Biene declined to comment on any investment that will be made in the plant for the new model, particularly as it has a different shape to what is currently produced there.

“First we will have to decide on that product finally and then we can comment on the investment,” she said.

Schaefer said Volkswagen’s production plant in Kariega is versatile and the body shape of the proposed new model is not that decisive in regard to further investment in the plant.

He said the proposed Euro 7 regulations are not only about emissions but also safety and cybersecurity, which together will make vehicles incredibly expensive and probably easily add between €3 000 and €4 000 (R53 800 and R71 760) to the cost of each car for the new technology required to comply with these regulations.

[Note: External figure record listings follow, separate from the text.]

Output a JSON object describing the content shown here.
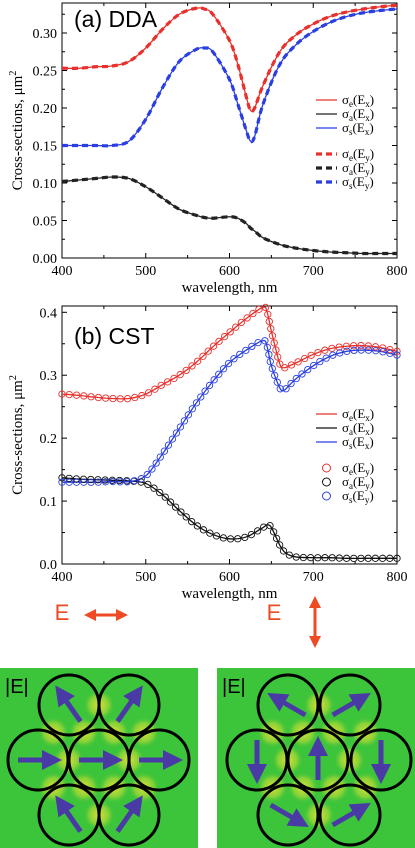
{
  "chart_data": [
    {
      "type": "line",
      "panel_label": "(a) DDA",
      "xlabel": "wavelength, nm",
      "ylabel": "Cross-sections, μm",
      "ylabel_sup": "2",
      "xlim": [
        400,
        800
      ],
      "ylim": [
        0,
        0.34
      ],
      "xticks": [
        400,
        500,
        600,
        700,
        800
      ],
      "yticks": [
        0.0,
        0.05,
        0.1,
        0.15,
        0.2,
        0.25,
        0.3
      ],
      "ytick_labels": [
        "0.00",
        "0.05",
        "0.10",
        "0.15",
        "0.20",
        "0.25",
        "0.30"
      ],
      "x": [
        400,
        420,
        440,
        460,
        480,
        500,
        520,
        540,
        560,
        570,
        580,
        600,
        610,
        620,
        625,
        630,
        640,
        660,
        680,
        700,
        720,
        740,
        760,
        780,
        800
      ],
      "series": [
        {
          "name": "σe(Ex)",
          "label": "σ",
          "sub": "e",
          "field": "(E",
          "field_sub": "x",
          "color": "#e8302c",
          "style": "solid",
          "values": [
            0.253,
            0.253,
            0.255,
            0.256,
            0.262,
            0.28,
            0.305,
            0.325,
            0.333,
            0.332,
            0.325,
            0.29,
            0.258,
            0.215,
            0.197,
            0.2,
            0.23,
            0.275,
            0.298,
            0.312,
            0.322,
            0.328,
            0.332,
            0.335,
            0.337
          ]
        },
        {
          "name": "σa(Ex)",
          "label": "σ",
          "sub": "a",
          "field": "(E",
          "field_sub": "x",
          "color": "#222222",
          "style": "solid",
          "values": [
            0.102,
            0.104,
            0.106,
            0.108,
            0.106,
            0.095,
            0.08,
            0.065,
            0.057,
            0.054,
            0.053,
            0.055,
            0.053,
            0.046,
            0.04,
            0.036,
            0.027,
            0.018,
            0.013,
            0.01,
            0.008,
            0.007,
            0.006,
            0.006,
            0.006
          ]
        },
        {
          "name": "σs(Ex)",
          "label": "σ",
          "sub": "s",
          "field": "(E",
          "field_sub": "x",
          "color": "#2b3fe0",
          "style": "solid",
          "values": [
            0.15,
            0.15,
            0.15,
            0.15,
            0.156,
            0.185,
            0.227,
            0.262,
            0.278,
            0.28,
            0.275,
            0.238,
            0.205,
            0.17,
            0.156,
            0.162,
            0.205,
            0.258,
            0.285,
            0.302,
            0.314,
            0.322,
            0.327,
            0.33,
            0.332
          ]
        },
        {
          "name": "σe(Ey)",
          "label": "σ",
          "sub": "e",
          "field": "(E",
          "field_sub": "y",
          "color": "#e8302c",
          "style": "dashed",
          "values": [
            0.253,
            0.253,
            0.255,
            0.256,
            0.262,
            0.28,
            0.305,
            0.325,
            0.333,
            0.332,
            0.325,
            0.29,
            0.258,
            0.215,
            0.197,
            0.2,
            0.23,
            0.275,
            0.298,
            0.312,
            0.322,
            0.328,
            0.332,
            0.335,
            0.337
          ]
        },
        {
          "name": "σa(Ey)",
          "label": "σ",
          "sub": "a",
          "field": "(E",
          "field_sub": "y",
          "color": "#222222",
          "style": "dashed",
          "values": [
            0.102,
            0.104,
            0.106,
            0.108,
            0.106,
            0.095,
            0.08,
            0.065,
            0.057,
            0.054,
            0.053,
            0.055,
            0.053,
            0.046,
            0.04,
            0.036,
            0.027,
            0.018,
            0.013,
            0.01,
            0.008,
            0.007,
            0.006,
            0.006,
            0.006
          ]
        },
        {
          "name": "σs(Ey)",
          "label": "σ",
          "sub": "s",
          "field": "(E",
          "field_sub": "y",
          "color": "#2b3fe0",
          "style": "dashed",
          "values": [
            0.15,
            0.15,
            0.15,
            0.15,
            0.156,
            0.185,
            0.227,
            0.262,
            0.278,
            0.28,
            0.275,
            0.238,
            0.205,
            0.17,
            0.156,
            0.162,
            0.205,
            0.258,
            0.285,
            0.302,
            0.314,
            0.322,
            0.327,
            0.33,
            0.332
          ]
        }
      ],
      "legend": "right"
    },
    {
      "type": "line",
      "panel_label": "(b) CST",
      "xlabel": "wavelength, nm",
      "ylabel": "Cross-sections, μm",
      "ylabel_sup": "2",
      "xlim": [
        400,
        800
      ],
      "ylim": [
        0,
        0.41
      ],
      "xticks": [
        400,
        500,
        600,
        700,
        800
      ],
      "yticks": [
        0.0,
        0.1,
        0.2,
        0.3,
        0.4
      ],
      "ytick_labels": [
        "0.0",
        "0.1",
        "0.2",
        "0.3",
        "0.4"
      ],
      "x": [
        400,
        420,
        440,
        460,
        480,
        500,
        520,
        540,
        560,
        580,
        600,
        620,
        640,
        645,
        650,
        660,
        665,
        670,
        680,
        700,
        720,
        740,
        760,
        780,
        800
      ],
      "series": [
        {
          "name": "σe(Ex)",
          "label": "σ",
          "sub": "e",
          "field": "(E",
          "field_sub": "x",
          "color": "#e8302c",
          "style": "line",
          "values": [
            0.27,
            0.268,
            0.265,
            0.263,
            0.263,
            0.27,
            0.285,
            0.3,
            0.32,
            0.345,
            0.368,
            0.39,
            0.408,
            0.4,
            0.37,
            0.318,
            0.312,
            0.314,
            0.32,
            0.333,
            0.342,
            0.346,
            0.347,
            0.344,
            0.338
          ]
        },
        {
          "name": "σa(Ex)",
          "label": "σ",
          "sub": "a",
          "field": "(E",
          "field_sub": "x",
          "color": "#111111",
          "style": "line",
          "values": [
            0.137,
            0.135,
            0.134,
            0.133,
            0.132,
            0.128,
            0.11,
            0.085,
            0.062,
            0.047,
            0.04,
            0.043,
            0.058,
            0.062,
            0.058,
            0.03,
            0.02,
            0.015,
            0.011,
            0.01,
            0.01,
            0.009,
            0.009,
            0.009,
            0.009
          ]
        },
        {
          "name": "σs(Ex)",
          "label": "σ",
          "sub": "s",
          "field": "(E",
          "field_sub": "x",
          "color": "#2b3fe0",
          "style": "line",
          "values": [
            0.13,
            0.13,
            0.13,
            0.131,
            0.131,
            0.14,
            0.175,
            0.215,
            0.255,
            0.29,
            0.32,
            0.34,
            0.355,
            0.345,
            0.315,
            0.28,
            0.276,
            0.282,
            0.295,
            0.315,
            0.33,
            0.338,
            0.34,
            0.338,
            0.332
          ]
        },
        {
          "name": "σe(Ey)",
          "label": "σ",
          "sub": "e",
          "field": "(E",
          "field_sub": "y",
          "color": "#e8302c",
          "style": "circles",
          "values": [
            0.27,
            0.268,
            0.265,
            0.263,
            0.263,
            0.27,
            0.285,
            0.3,
            0.32,
            0.345,
            0.368,
            0.39,
            0.408,
            0.4,
            0.37,
            0.318,
            0.312,
            0.314,
            0.32,
            0.333,
            0.342,
            0.346,
            0.347,
            0.344,
            0.338
          ]
        },
        {
          "name": "σa(Ey)",
          "label": "σ",
          "sub": "a",
          "field": "(E",
          "field_sub": "y",
          "color": "#111111",
          "style": "circles",
          "values": [
            0.137,
            0.135,
            0.134,
            0.133,
            0.132,
            0.128,
            0.11,
            0.085,
            0.062,
            0.047,
            0.04,
            0.043,
            0.058,
            0.062,
            0.058,
            0.03,
            0.02,
            0.015,
            0.011,
            0.01,
            0.01,
            0.009,
            0.009,
            0.009,
            0.009
          ]
        },
        {
          "name": "σs(Ey)",
          "label": "σ",
          "sub": "s",
          "field": "(E",
          "field_sub": "y",
          "color": "#2b3fe0",
          "style": "circles",
          "values": [
            0.13,
            0.13,
            0.13,
            0.131,
            0.131,
            0.14,
            0.175,
            0.215,
            0.255,
            0.29,
            0.32,
            0.34,
            0.355,
            0.345,
            0.315,
            0.28,
            0.276,
            0.282,
            0.295,
            0.315,
            0.33,
            0.338,
            0.34,
            0.338,
            0.332
          ]
        }
      ],
      "legend": "right"
    }
  ],
  "field_maps": [
    {
      "field_label": "E",
      "polarization": "horizontal",
      "map_label": "|E|",
      "arrow_angles_deg": [
        -125,
        -55,
        0,
        0,
        0,
        -125,
        -55
      ]
    },
    {
      "field_label": "E",
      "polarization": "vertical",
      "map_label": "|E|",
      "arrow_angles_deg": [
        -150,
        -30,
        90,
        -90,
        90,
        30,
        -30
      ]
    }
  ],
  "colors": {
    "red": "#e8302c",
    "blue": "#2b3fe0",
    "black": "#222222",
    "arrow": "#4a3aa6",
    "field_green": "#3cc43a",
    "field_yellow": "#e6e437",
    "polarization_arrow": "#ee4a24"
  }
}
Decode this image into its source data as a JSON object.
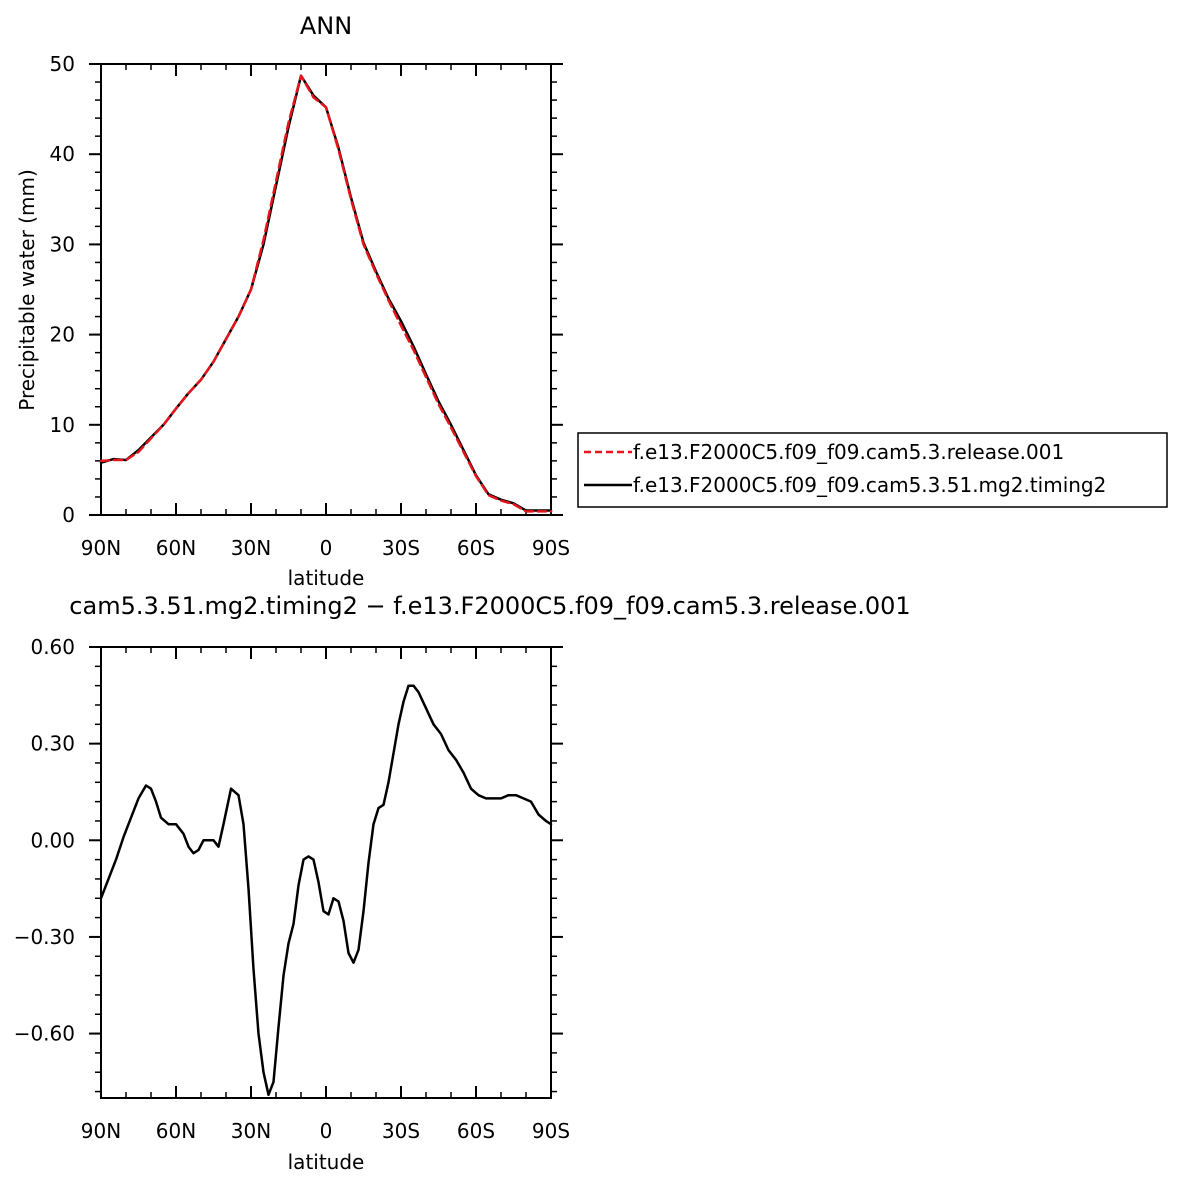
{
  "chart_data": [
    {
      "type": "line",
      "title": "ANN",
      "xlabel": "latitude",
      "ylabel": "Precipitable water (mm)",
      "xlim": [
        90,
        -90
      ],
      "ylim": [
        0,
        50
      ],
      "x_ticks": [
        90,
        60,
        30,
        0,
        -30,
        -60,
        -90
      ],
      "x_tick_labels": [
        "90N",
        "60N",
        "30N",
        "0",
        "30S",
        "60S",
        "90S"
      ],
      "y_ticks": [
        0,
        10,
        20,
        30,
        40,
        50
      ],
      "y_tick_labels": [
        "0",
        "10",
        "20",
        "30",
        "40",
        "50"
      ],
      "grid": false,
      "legend_position": "right",
      "series": [
        {
          "name": "f.e13.F2000C5.f09_f09.cam5.3.release.001",
          "color": "#e8141b",
          "style": "dashed",
          "x": [
            90,
            85,
            80,
            75,
            70,
            65,
            60,
            55,
            50,
            45,
            40,
            35,
            30,
            25,
            20,
            15,
            10,
            5,
            0,
            -5,
            -10,
            -15,
            -20,
            -25,
            -30,
            -35,
            -40,
            -45,
            -50,
            -55,
            -60,
            -65,
            -70,
            -75,
            -80,
            -85,
            -90
          ],
          "values": [
            6.0,
            6.1,
            6.1,
            7.0,
            8.5,
            10.0,
            11.8,
            13.5,
            15.0,
            17.0,
            19.5,
            22.0,
            25.0,
            30.5,
            37.0,
            43.5,
            48.7,
            46.3,
            45.2,
            40.5,
            35.0,
            30.0,
            26.8,
            23.8,
            21.0,
            18.3,
            15.3,
            12.3,
            9.7,
            7.0,
            4.3,
            2.2,
            1.6,
            1.2,
            0.4,
            0.4,
            0.4
          ]
        },
        {
          "name": "f.e13.F2000C5.f09_f09.cam5.3.51.mg2.timing2",
          "color": "#000000",
          "style": "solid",
          "x": [
            90,
            85,
            80,
            75,
            70,
            65,
            60,
            55,
            50,
            45,
            40,
            35,
            30,
            25,
            20,
            15,
            10,
            5,
            0,
            -5,
            -10,
            -15,
            -20,
            -25,
            -30,
            -35,
            -40,
            -45,
            -50,
            -55,
            -60,
            -65,
            -70,
            -75,
            -80,
            -85,
            -90
          ],
          "values": [
            5.8,
            6.2,
            6.1,
            7.2,
            8.6,
            10.0,
            11.8,
            13.5,
            15.0,
            17.0,
            19.5,
            22.0,
            25.0,
            30.0,
            36.5,
            43.0,
            48.7,
            46.5,
            45.2,
            40.7,
            35.2,
            30.2,
            27.0,
            24.0,
            21.5,
            18.7,
            15.6,
            12.6,
            10.0,
            7.2,
            4.4,
            2.3,
            1.7,
            1.3,
            0.5,
            0.5,
            0.5
          ]
        }
      ]
    },
    {
      "type": "line",
      "title": "f.e13.F2000C5.f09_f09.cam5.3.51.mg2.timing2 - f.e13.F2000C5.f09_f09.cam5.3.release.001",
      "visible_title": "cam5.3.51.mg2.timing2 − f.e13.F2000C5.f09_f09.cam5.3.release.001",
      "xlabel": "latitude",
      "ylabel": "",
      "xlim": [
        90,
        -90
      ],
      "ylim": [
        -0.8,
        0.6
      ],
      "x_ticks": [
        90,
        60,
        30,
        0,
        -30,
        -60,
        -90
      ],
      "x_tick_labels": [
        "90N",
        "60N",
        "30N",
        "0",
        "30S",
        "60S",
        "90S"
      ],
      "y_ticks": [
        0.6,
        0.3,
        0.0,
        -0.3,
        -0.6
      ],
      "y_tick_labels": [
        "0.60",
        "0.30",
        "0.00",
        "−0.30",
        "−0.60"
      ],
      "grid": false,
      "series": [
        {
          "name": "",
          "color": "#000000",
          "style": "solid",
          "x": [
            90,
            87,
            84,
            81,
            78,
            75,
            72,
            70,
            68,
            66,
            63,
            60,
            57,
            55,
            53,
            51,
            49,
            47,
            45,
            43,
            41,
            38,
            35,
            33,
            31,
            29,
            27,
            25,
            23,
            21,
            19,
            17,
            15,
            13,
            11,
            9,
            7,
            5,
            3,
            1,
            -1,
            -3,
            -5,
            -7,
            -9,
            -11,
            -13,
            -15,
            -17,
            -19,
            -21,
            -23,
            -25,
            -27,
            -29,
            -31,
            -33,
            -35,
            -37,
            -40,
            -43,
            -46,
            -49,
            -52,
            -55,
            -58,
            -61,
            -64,
            -67,
            -70,
            -73,
            -76,
            -79,
            -82,
            -85,
            -88,
            -90
          ],
          "values": [
            -0.18,
            -0.12,
            -0.06,
            0.01,
            0.07,
            0.13,
            0.17,
            0.16,
            0.12,
            0.07,
            0.05,
            0.05,
            0.02,
            -0.02,
            -0.04,
            -0.03,
            0.0,
            0.0,
            0.0,
            -0.02,
            0.05,
            0.16,
            0.14,
            0.05,
            -0.15,
            -0.4,
            -0.6,
            -0.72,
            -0.79,
            -0.75,
            -0.58,
            -0.42,
            -0.32,
            -0.26,
            -0.14,
            -0.06,
            -0.05,
            -0.06,
            -0.13,
            -0.22,
            -0.23,
            -0.18,
            -0.19,
            -0.25,
            -0.35,
            -0.38,
            -0.34,
            -0.22,
            -0.07,
            0.05,
            0.1,
            0.11,
            0.18,
            0.27,
            0.36,
            0.43,
            0.48,
            0.48,
            0.46,
            0.41,
            0.36,
            0.33,
            0.28,
            0.25,
            0.21,
            0.16,
            0.14,
            0.13,
            0.13,
            0.13,
            0.14,
            0.14,
            0.13,
            0.12,
            0.08,
            0.06,
            0.05
          ]
        }
      ]
    }
  ]
}
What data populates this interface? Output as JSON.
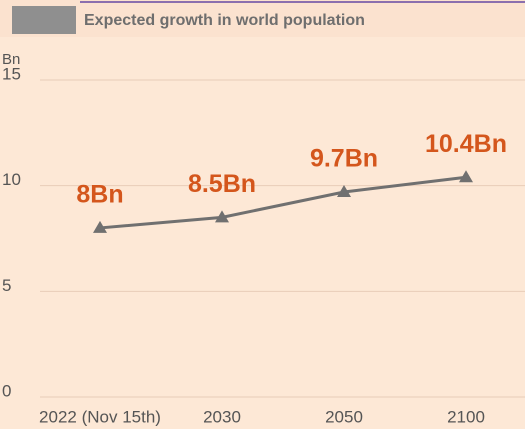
{
  "chart_data": {
    "type": "line",
    "title": "Expected growth in world population",
    "y_label": "Bn",
    "categories": [
      "2022 (Nov 15th)",
      "2030",
      "2050",
      "2100"
    ],
    "series": [
      {
        "name": "World population",
        "color": "#707070",
        "values": [
          8,
          8.5,
          9.7,
          10.4
        ],
        "value_labels": [
          "8Bn",
          "8.5Bn",
          "9.7Bn",
          "10.4Bn"
        ]
      }
    ],
    "ylim": [
      0,
      15
    ],
    "yticks": [
      0,
      5,
      10,
      15
    ],
    "grid": true
  }
}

Schaefer said this is not such a big deal for bigger and more expensive vehicles but adding this cost to smaller Polo-sized cars will make them unaffordable for customers and sales volumes will obviously shrink.

“That is why we have to fight for volumes and keep this up. So to invest in capacity extension at the moment makes no sense,” he said.

Schaefer said the entire automotive industry is developing into electric vehicles and “there is no way back”.

He said all the cars are developed for China, Europe and the US and these three major regions are all moving strongly into electrification.

“The hope in South Africa that we could carry on as if nothing else has happened in the world is a myth.

“The market is far too small to develop your own car for Africa,” he said.

Schaefer said the Volkswagen brand will be launching 10 new electric vehicles by 2026 and will then have the biggest EV lineup in the original equipment manufacturer (OEM) space.

Biene said Volkswagen is striving to make the local production of EVs happen but indicated there were many preconditions before this could become a reality.

She said this included infrastructure, such as a stable electricity grid that is not 95% based on coal-sources and getting battery cells closer to a manufacturing zone.

Biene added that the raw material for batteries is available in Africa and stressed Volkswagen, like other OEMs, would not ship batteries to an electric vehicle manufacturer from somewhere else in the world.

She said that by the middle of the next decade, she is “pretty sure” there will also be electric vehicle manufacturing in South Africa and Africa.

“Unfortunately we will have to bridge that gap from 2022 until 2035. We will have to find a product and increase our footprint in Africa to not … become a pure export brand.

“That is our strategy in the meantime, while strengthening and ramping up for electric vehicles in South Africa and Africa,” she said.